Все до сих пор прочитанные «весны» были только поэтической прозой, эта первая явилась в рифмованном облачении, и неудивительно, что ее создатель так покраснел, слишком поздно уразумев свою дерзость. Хоть и страшился он за свое творение, да не мог противостоять желанию писать в стихах, изорвал сотню черновиков и в конце концов, набравшись храбрости, с бьющимся сердцем принес в класс плод своих восхитительных, невинных и пылких мечтаний.

А надобно заметить, что юнец этот, столь смело, по собственной воле, написавший стихами задание, которое все изложили прозой, был в школе новичком, в классе появился недавно, учитель его почти не знал, да и с товарищами он еще не освоился. Его выходка вызвала гул изумления – каждый толкал локтем соседа.

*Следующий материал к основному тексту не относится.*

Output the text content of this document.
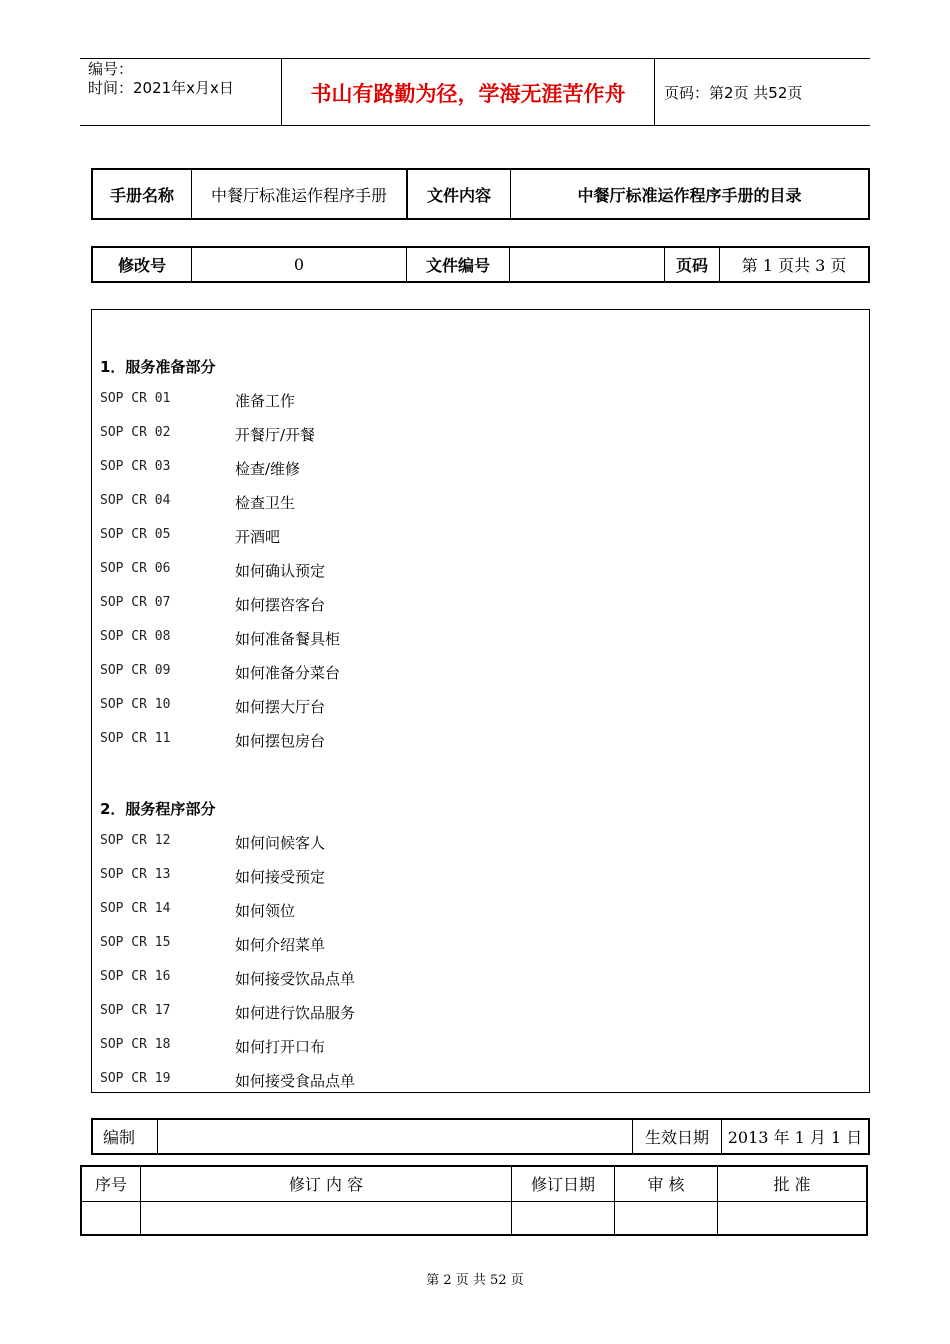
编号：
时间：2021年x月x日	书山有路勤为径，学海无涯苦作舟	页码：第2页 共52页
手册名称	中餐厅标准运作程序手册	文件内容	中餐厅标准运作程序手册的目录
修改号	0	文件编号		页码	第 1 页共 3 页
1．服务准备部分
SOP CR 01	准备工作
SOP CR 02	开餐厅/开餐
SOP CR 03	检查/维修
SOP CR 04	检查卫生
SOP CR 05	开酒吧
SOP CR 06	如何确认预定
SOP CR 07	如何摆咨客台
SOP CR 08	如何准备餐具柜
SOP CR 09	如何准备分菜台
SOP CR 10	如何摆大厅台
SOP CR 11	如何摆包房台
2．服务程序部分
SOP CR 12	如何问候客人
SOP CR 13	如何接受预定
SOP CR 14	如何领位
SOP CR 15	如何介绍菜单
SOP CR 16	如何接受饮品点单
SOP CR 17	如何进行饮品服务
SOP CR 18	如何打开口布
SOP CR 19	如何接受食品点单
编制		生效日期	2013 年 1 月 1 日
序号	修订 内 容	修订日期	审 核	批 准

第 2 页 共 52 页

– Слышишь? Слышишь? – шумели ученики. – Вот чудеса-то, Пиончик стихи сочинил!

Его прозвали Пиончиком за румяное, всегда пышущее юной свежестью лицо.

Учитель, едва помнивший фамилию этого ученика, удивленно воскликнул:

– Что? Что там? Стихи?

– Тссс! Тсс! – зашикали вокруг.

Взор почтенного учителя с интересом и симпатией обратился к юноше – учитель подошел к его парте, оперся на ее спинку и, полуприкрыв глаза, стал слушать молча, погрузившись в задумчивость.

Но напряженное внимание класса, устремленные на него взгляды, тишина лишили бедного Пиончика остатков его и так не великой отваги – он запинался, голос его едва был слышен, и, наконец, у него перехватило дыхание. Две крупные слезы – предвестье всей будущности поэта – потекли по его пылающим щекам.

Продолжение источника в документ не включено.